O grande problema é que, na ânsia dos cartolas quererem transformar o futebol brasileiro – no sentido de espetáculo – o mais próximo de um produto com selo de exportação, estão forçando a barra, desconsiderando as nossas características, a nossa fragilidade econômica, as nossas discrepâncias sociais, o nosso modo de ser. Estão passando muito creme de avelã no pão de cada dia de nossa realidade.

Sendo o futebol a expressão de um povo, com certeza, esse "new futebol", que exclui os menos favorecidos por meio dos altos valores nos ingressos, que não quer mais exibir os desdentados na televisão, que nos forçam sentar em cadeiras para que assistamos à partida inertes como se um índio cantando para os nobres europeus, esse futebol que não existe bandeira, que não tem bumbo, que não tem bandinha, de fato, não condiz com as nossas raízes.

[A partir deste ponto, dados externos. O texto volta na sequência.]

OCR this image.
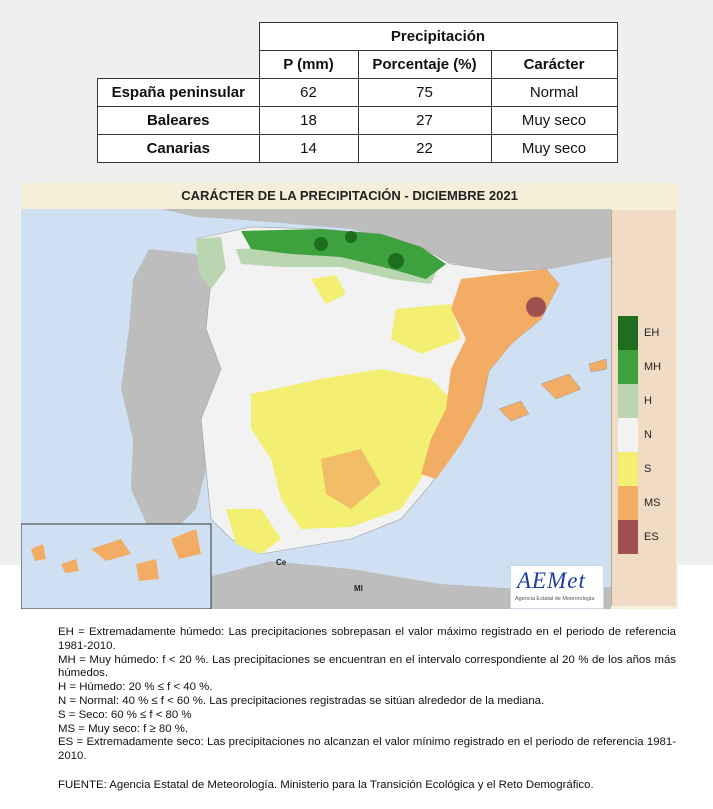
	Precipitación		
	P (mm)	Porcentaje (%)	Carácter
España peninsular	62	75	Normal
Baleares	18	27	Muy seco
Canarias	14	22	Muy seco
CARÁCTER DE LA PRECIPITACIÓN - DICIEMBRE 2021
Ce
Ml
EH
MH
H
N
S
MS
ES
AEMet
Agencia Estatal de Meteorología

EH = Extremadamente húmedo: Las precipitaciones sobrepasan el valor máximo registrado en el periodo de referencia 1981-2010.

MH = Muy húmedo: f < 20 %. Las precipitaciones se encuentran en el intervalo correspondiente al 20 % de los años más húmedos.

H = Húmedo: 20 % ≤ f < 40 %.

N = Normal: 40 % ≤ f < 60 %. Las precipitaciones registradas se sitúan alrededor de la mediana.

S = Seco: 60 % ≤ f < 80 %

MS = Muy seco: f ≥ 80 %.

ES = Extremadamente seco: Las precipitaciones no alcanzan el valor mínimo registrado en el periodo de referencia 1981-2010.

FUENTE: Agencia Estatal de Meteorología. Ministerio para la Transición Ecológica y el Reto Demográfico.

Tudo se transfigurou quando os mercadores transnacionais da bola venderam-nos, e lucraram muito em cima de um conceito e o padrão de modernidade sobre o nosso espetáculo. Assim, sumiram com nossas arquibancadas, esconderam a geral, embalaram os ambulantes em uniformes de lanchonetes americanizados, agregaram valor através de camarotes, silenciaram os radinhos de pilha. Limparam a paisagem.

Retiraram também de nós o lanche de pernil, aquele suculento, que escorre óleo no canto da boca, e empurraram-nos um pão com creme de avelã, que não combina com as necessidades primevas do brasileiro e a sua relação sentimental com a bola.

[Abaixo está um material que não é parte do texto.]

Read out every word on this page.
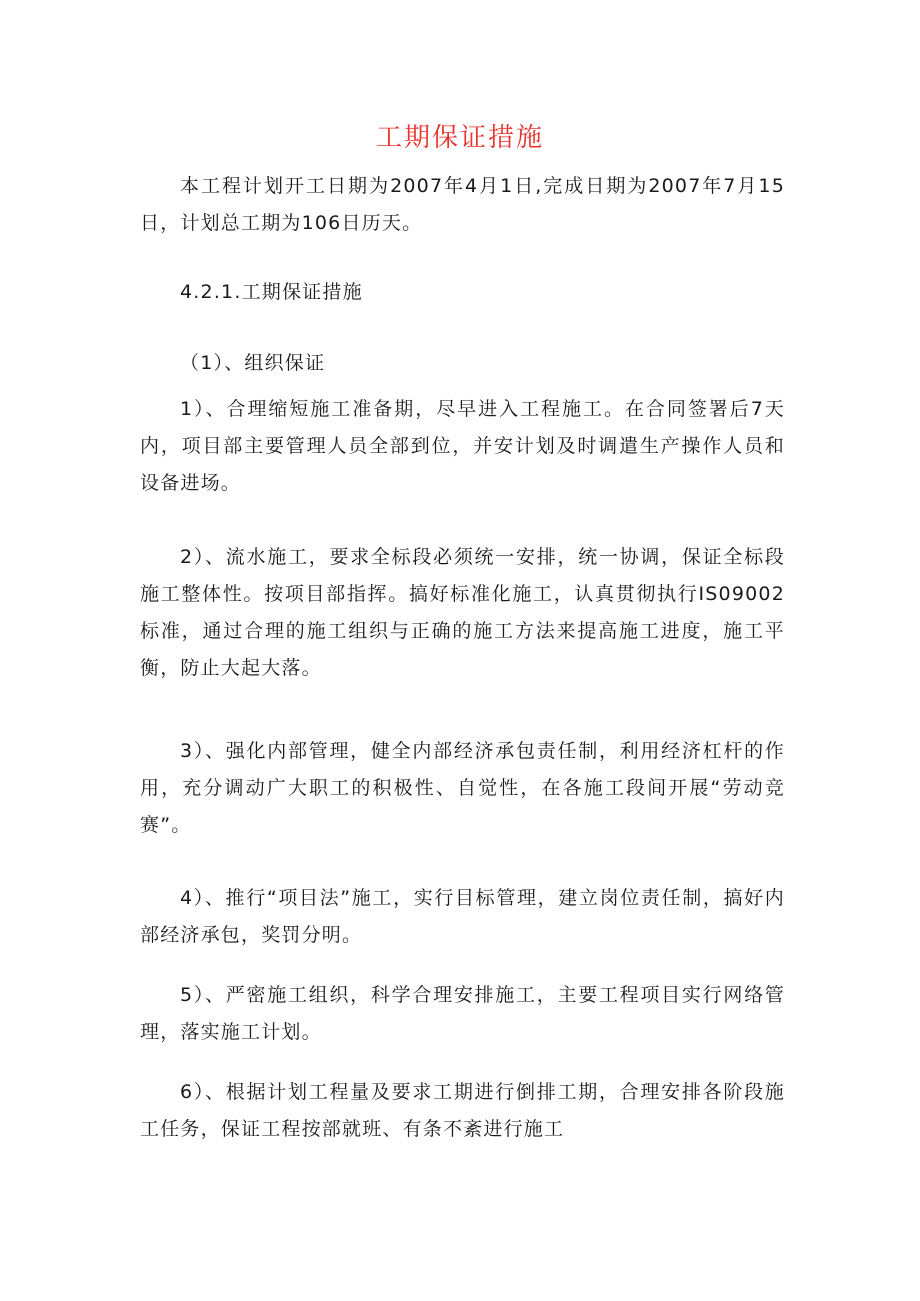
工期保证措施

本工程计划开工日期为2007年4月1日,完成日期为2007年7月15日，计划总工期为106日历天。

4.2.1.工期保证措施

（1）、组织保证

1）、合理缩短施工准备期，尽早进入工程施工。在合同签署后7天内，项目部主要管理人员全部到位，并安计划及时调遣生产操作人员和设备进场。

2）、流水施工，要求全标段必须统一安排，统一协调，保证全标段施工整体性。按项目部指挥。搞好标准化施工，认真贯彻执行IS09002标准，通过合理的施工组织与正确的施工方法来提高施工进度，施工平衡，防止大起大落。

3）、强化内部管理，健全内部经济承包责任制，利用经济杠杆的作用，充分调动广大职工的积极性、自觉性，在各施工段间开展“劳动竞赛”。

4）、推行“项目法”施工，实行目标管理，建立岗位责任制，搞好内部经济承包，奖罚分明。

5）、严密施工组织，科学合理安排施工，主要工程项目实行网络管理，落实施工计划。

6）、根据计划工程量及要求工期进行倒排工期，合理安排各阶段施工任务，保证工程按部就班、有条不紊进行施工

Segmentaram, fracionaram, segregaram, dividiram um dos poucos momentos em que as camadas sociais se compreendiam por um só sentimento, o do seu time de coração.

Os que os engravatados não enxergaram, como sempre, é que enquanto tentam domesticar o nosso modo de torcer, os europeus, que antes levavam nossos craques, agora também assimilam nosso antigo modo de vibrar.

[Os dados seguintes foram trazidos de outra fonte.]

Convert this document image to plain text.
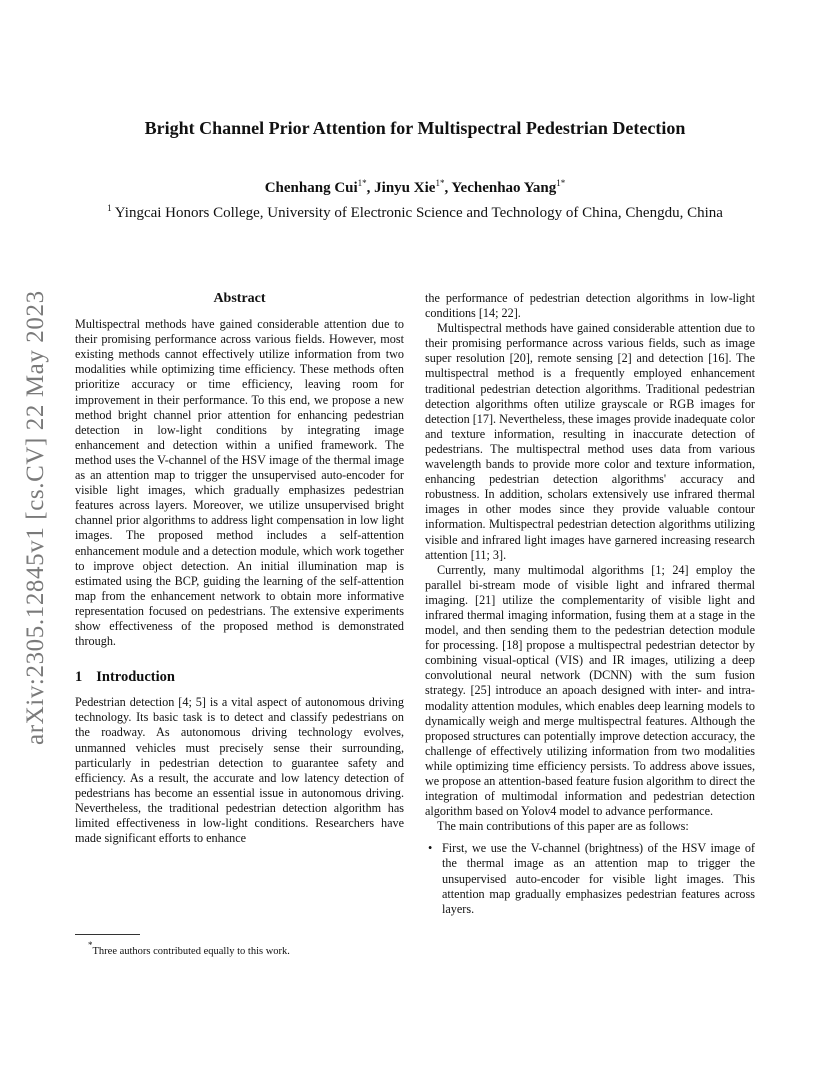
arXiv:2305.12845v1 [cs.CV] 22 May 2023
Bright Channel Prior Attention for Multispectral Pedestrian Detection
Chenhang Cui$^{1*}$, Jinyu Xie$^{1*}$, Yechenhao Yang$^{1*}$
$^1$ Yingcai Honors College, University of Electronic Science and Technology of China, Chengdu, China
Abstract

Multispectral methods have gained considerable attention due to their promising performance across various fields. However, most existing methods cannot effectively utilize information from two modalities while optimizing time efficiency. These methods often prioritize accuracy or time efficiency, leaving room for improvement in their performance. To this end, we propose a new method bright channel prior attention for enhancing pedestrian detection in low-light conditions by integrating image enhancement and detection within a unified framework. The method uses the V-channel of the HSV image of the thermal image as an attention map to trigger the unsupervised auto-encoder for visible light images, which gradually emphasizes pedestrian features across layers. Moreover, we utilize unsupervised bright channel prior algorithms to address light compensation in low light images. The proposed method includes a self-attention enhancement module and a detection module, which work together to improve object detection. An initial illumination map is estimated using the BCP, guiding the learning of the self-attention map from the enhancement network to obtain more informative representation focused on pedestrians. The extensive experiments show effectiveness of the proposed method is demonstrated through.

1 Introduction

Pedestrian detection [4; 5] is a vital aspect of autonomous driving technology. Its basic task is to detect and classify pedestrians on the roadway. As autonomous driving technology evolves, unmanned vehicles must precisely sense their surrounding, particularly in pedestrian detection to guarantee safety and efficiency. As a result, the accurate and low latency detection of pedestrians has become an essential issue in autonomous driving. Nevertheless, the traditional pedestrian detection algorithm has limited effectiveness in low-light conditions. Researchers have made significant efforts to enhance

the performance of pedestrian detection algorithms in low-light conditions [14; 22].

Multispectral methods have gained considerable attention due to their promising performance across various fields, such as image super resolution [20], remote sensing [2] and detection [16]. The multispectral method is a frequently employed enhancement traditional pedestrian detection algorithms. Traditional pedestrian detection algorithms often utilize grayscale or RGB images for detection [17]. Nevertheless, these images provide inadequate color and texture information, resulting in inaccurate detection of pedestrians. The multispectral method uses data from various wavelength bands to provide more color and texture information, enhancing pedestrian detection algorithms' accuracy and robustness. In addition, scholars extensively use infrared thermal images in other modes since they provide valuable contour information. Multispectral pedestrian detection algorithms utilizing visible and infrared light images have garnered increasing research attention [11; 3].

Currently, many multimodal algorithms [1; 24] employ the parallel bi-stream mode of visible light and infrared thermal imaging. [21] utilize the complementarity of visible light and infrared thermal imaging information, fusing them at a stage in the model, and then sending them to the pedestrian detection module for processing. [18] propose a multispectral pedestrian detector by combining visual-optical (VIS) and IR images, utilizing a deep convolutional neural network (DCNN) with the sum fusion strategy. [25] introduce an apoach designed with inter- and intra-modality attention modules, which enables deep learning models to dynamically weigh and merge multispectral features. Although the proposed structures can potentially improve detection accuracy, the challenge of effectively utilizing information from two modalities while optimizing time efficiency persists. To address above issues, we propose an attention-based feature fusion algorithm to direct the integration of multimodal information and pedestrian detection algorithm based on Yolov4 model to advance performance.

The main contributions of this paper are as follows:

• First, we use the V-channel (brightness) of the HSV image of the thermal image as an attention map to trigger the unsupervised auto-encoder for visible light images. This attention map gradually emphasizes pedestrian features across layers.
*Three authors contributed equally to this work.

Ao ver um jogo do Borussia Dortmund, da Alemanha, é impossível não enxergar que a gente também torcia daquele jeito. Ninguém está aqui vociferando a favor de estádios ou "arenas" – como queiram – sem condições estruturais, obsoletas; mas sim que a atualização seja feita considerando as características do nosso povo.

Os dirigentes não compreenderam que em torno de um estádio existe um povo, um país. E o brasileiro, ligado umbilicalmente ao futebol, movido pela paixão, está longe de ser racional, burocrático, científico. Porém, os tecnocratas, munidos de cifras, estão transformando, gradativamente, os torcedores em coisa, em objeto, em marca, em slogan, em números.

O grande Manoel de Barros, em Retrato do artista quando coisa, já se rebelara diante da coisificação da vida: "Não aguento ser apenas um sujeito que abre portas, que puxa válvulas, que olha o relógio às 6 da tarde, que aponta lápis". No futebol, não aguentamos ser um sujeito que fica sentado, tendo que ser contido em nossas emoções, que tem de assistir uma partida de futebol como se uma ópera. No Brasil, de Garrincha, não é assim.

Se por um lado o creme de avelã tem a função de "embelezar" nossa realidade, em contrapartida, há um efeito colateral, que produz refluxos: muitos torcedores estão se afastando dos novos estádios.

As "arenas" estão cada vez mais minguadas em seus públicos; porque o torcedor brasileiro, além da segregação financeira, não se sente mais parte dessa "modernidade", que chegou ao ponto de transformar o Maracanã, um templo mundial da bola, em um objeto estranho no corpo da cidade e no coração dos torcedores.